Seul un mouvement collectif qui n'a pour intérêt qu'une solidarité gratuite entre tous ses membres faisant fi des intérêts particuliers a une chance d'être porteur de changement pour notre profession. Changer pour ne pas y perdre. Agir ensemble pour ne pas se perdre soi. Les menaces sont partout et le risque est latent de perdre les derniers des droits qui protègent notre activité. Le train des réformes est en marche et son avancée est inéluctable. Nous pouvons choisir de ne rien faire, de nous recroqueviller sur notre auto-apitoiement en laissant nos oeillères ne nous montrer que ce que nous perdons.
Nous pouvons aussi choisir de regarder vers l'avenir, d'accompagner cette avancée, de soutenir des propositions, de nous battre collectivement. Pas pour sauver ce qu'il reste à sauver mais pour créer une profession à notre image, dont nous puissions être tous fiers.

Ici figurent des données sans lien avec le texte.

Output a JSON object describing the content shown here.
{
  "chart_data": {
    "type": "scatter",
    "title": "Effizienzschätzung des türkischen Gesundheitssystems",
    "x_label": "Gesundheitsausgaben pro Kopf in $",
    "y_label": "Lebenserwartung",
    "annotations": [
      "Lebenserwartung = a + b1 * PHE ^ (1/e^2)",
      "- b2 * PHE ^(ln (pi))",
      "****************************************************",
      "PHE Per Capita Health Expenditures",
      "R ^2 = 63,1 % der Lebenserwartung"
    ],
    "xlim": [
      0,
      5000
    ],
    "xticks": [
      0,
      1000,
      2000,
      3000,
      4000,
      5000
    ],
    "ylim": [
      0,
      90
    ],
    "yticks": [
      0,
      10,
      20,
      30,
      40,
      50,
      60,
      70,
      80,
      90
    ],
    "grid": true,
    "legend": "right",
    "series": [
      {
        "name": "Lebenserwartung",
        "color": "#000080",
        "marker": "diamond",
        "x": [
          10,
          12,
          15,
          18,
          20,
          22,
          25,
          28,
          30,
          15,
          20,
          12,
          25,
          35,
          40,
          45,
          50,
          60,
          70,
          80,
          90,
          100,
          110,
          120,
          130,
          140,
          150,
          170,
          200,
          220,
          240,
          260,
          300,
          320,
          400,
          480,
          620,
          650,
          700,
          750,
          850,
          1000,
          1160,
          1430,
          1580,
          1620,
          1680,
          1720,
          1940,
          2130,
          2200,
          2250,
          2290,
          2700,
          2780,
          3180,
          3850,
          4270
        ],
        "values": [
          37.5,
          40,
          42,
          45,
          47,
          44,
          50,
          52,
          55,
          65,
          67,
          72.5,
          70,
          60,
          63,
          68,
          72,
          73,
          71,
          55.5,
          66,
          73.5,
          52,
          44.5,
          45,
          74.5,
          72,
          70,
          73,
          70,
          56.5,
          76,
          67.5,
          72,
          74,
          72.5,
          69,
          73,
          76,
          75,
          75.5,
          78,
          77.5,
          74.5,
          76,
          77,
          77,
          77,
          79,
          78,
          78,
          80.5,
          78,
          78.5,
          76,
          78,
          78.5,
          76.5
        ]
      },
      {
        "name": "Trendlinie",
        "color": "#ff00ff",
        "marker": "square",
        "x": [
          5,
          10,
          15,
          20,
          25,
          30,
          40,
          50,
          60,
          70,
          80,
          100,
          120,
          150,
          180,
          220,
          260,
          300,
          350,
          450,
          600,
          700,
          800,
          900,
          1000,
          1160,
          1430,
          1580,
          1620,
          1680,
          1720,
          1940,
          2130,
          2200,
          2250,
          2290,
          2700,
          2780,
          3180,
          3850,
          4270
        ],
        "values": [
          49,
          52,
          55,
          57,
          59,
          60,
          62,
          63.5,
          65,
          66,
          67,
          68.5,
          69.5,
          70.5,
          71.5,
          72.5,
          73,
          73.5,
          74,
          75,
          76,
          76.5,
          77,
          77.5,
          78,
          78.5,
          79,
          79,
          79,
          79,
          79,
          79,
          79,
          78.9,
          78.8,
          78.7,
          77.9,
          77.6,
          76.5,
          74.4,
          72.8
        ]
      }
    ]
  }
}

Pas pour alerter le monde sur une espèce professionnelle en voie de disparition mais pour montrer à quel point le guide est indispensable à l'activité touristique et culturelle de notre pays et qu'à ce titre, sa valeur doit être reconnue.
Rien ne dit que nous gagnerons.
Rien ne dit que nous perdrons.
Mais même si nous perdons, au moins aurons-nous la satisfaction d'avoir essayé. Et peut-être aurons-nous appris à travailler ensemble... Mais pour y parvenir, nous devons faire tomber les barrières qui nous cloisonnent et ne regarder que vers l'avenir.
Tel est, en tous cas, mon point de vue personnel et le sens de mon engagement dans les réflexions et les travaux, passés et à venir, conduisant à nous assurer à tous, je l'espère, de meilleures conditions de travail et donc, de vie.